In 1986, Lamberto Bava, son of the great Mario, caused waves in the Euro-horror community with this project, co-produced by Dario Argento (and initially marketed under his name power). After breathless raves began appearing in a certain popular genre magazine by a certain British correspondent, American horror fans waited with baited breath in anticipation of 'one of the best horror films of the last ten years.' Well, we're still waiting, but nevertheless, lofty expectations aside, Demons is a hoot.
In what has become his trademark plot device, Bava traps a group of characters in a large building and scares the bejeesus out of them. The building this time is the Metropol, a Berlin cinema showing a new horror film about demons rising from the tomb of Nostradamus. A girl and her friend are given free tickets to the show by a strange man dressed in a silver-cyborg mask (which will teach you not to trust masks!). Inside the theatre, another patron cuts herself on a similar display mask in the lobby and, during the mid-point of the cinema film, begins to sprout fangs, claws and develops a huge desire to rend flesh. She tears a man's throat out in full view of the audience and, since the infection is spread through the fingernails, soon everybody's scratching at everybody else and all hell breaks loose. Literally.
Our heroes battle through some truly outrageous set pieces; such as a motorcycle chase down the theatre aisles and an escape from the cinema through a hole in the roof made by a falling helicopter, before escaping to the outside...only to find that the infernal plague is now sweeping the world.

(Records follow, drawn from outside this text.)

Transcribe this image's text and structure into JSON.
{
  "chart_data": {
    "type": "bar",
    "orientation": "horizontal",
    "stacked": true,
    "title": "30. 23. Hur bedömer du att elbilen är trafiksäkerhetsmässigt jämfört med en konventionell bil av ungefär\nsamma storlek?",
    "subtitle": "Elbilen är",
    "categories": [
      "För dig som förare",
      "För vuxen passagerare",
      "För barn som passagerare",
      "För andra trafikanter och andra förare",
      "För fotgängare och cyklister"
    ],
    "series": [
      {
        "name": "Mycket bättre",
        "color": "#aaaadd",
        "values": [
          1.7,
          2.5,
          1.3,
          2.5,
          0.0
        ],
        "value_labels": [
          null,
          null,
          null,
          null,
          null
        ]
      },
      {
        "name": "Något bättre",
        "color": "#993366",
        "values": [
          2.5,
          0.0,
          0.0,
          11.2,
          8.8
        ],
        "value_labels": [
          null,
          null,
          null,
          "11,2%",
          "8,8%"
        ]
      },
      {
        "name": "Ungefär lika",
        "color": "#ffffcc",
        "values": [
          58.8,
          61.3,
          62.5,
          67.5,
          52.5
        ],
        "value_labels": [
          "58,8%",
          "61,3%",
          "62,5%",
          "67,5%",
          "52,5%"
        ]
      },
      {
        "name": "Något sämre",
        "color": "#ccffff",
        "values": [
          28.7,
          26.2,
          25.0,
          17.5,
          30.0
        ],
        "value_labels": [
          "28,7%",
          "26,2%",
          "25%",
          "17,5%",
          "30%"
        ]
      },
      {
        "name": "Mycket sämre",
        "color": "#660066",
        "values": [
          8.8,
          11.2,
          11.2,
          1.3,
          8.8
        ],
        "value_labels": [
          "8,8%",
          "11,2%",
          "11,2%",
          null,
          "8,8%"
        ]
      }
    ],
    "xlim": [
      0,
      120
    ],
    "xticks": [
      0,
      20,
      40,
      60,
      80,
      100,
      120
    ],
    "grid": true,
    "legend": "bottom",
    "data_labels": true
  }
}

In this, his first major film, Bava employs a combination of the styles of his father, Mario Bava, and his producer/mentor Dario Argento. The use of vivid colour and dream-like violence harkens back to Suspiria, while the dark atmosphere of the theatre and the pessimistic ending recall some of his father's best works. Demons was a worldwide hit and spawned a worthy sequel, Demons II: The Nightmare Returns two years later. Bava's subsequent works have not had the same impact on US audiences, but in his native Italy, he lives up to his birthright as a successful film and television director.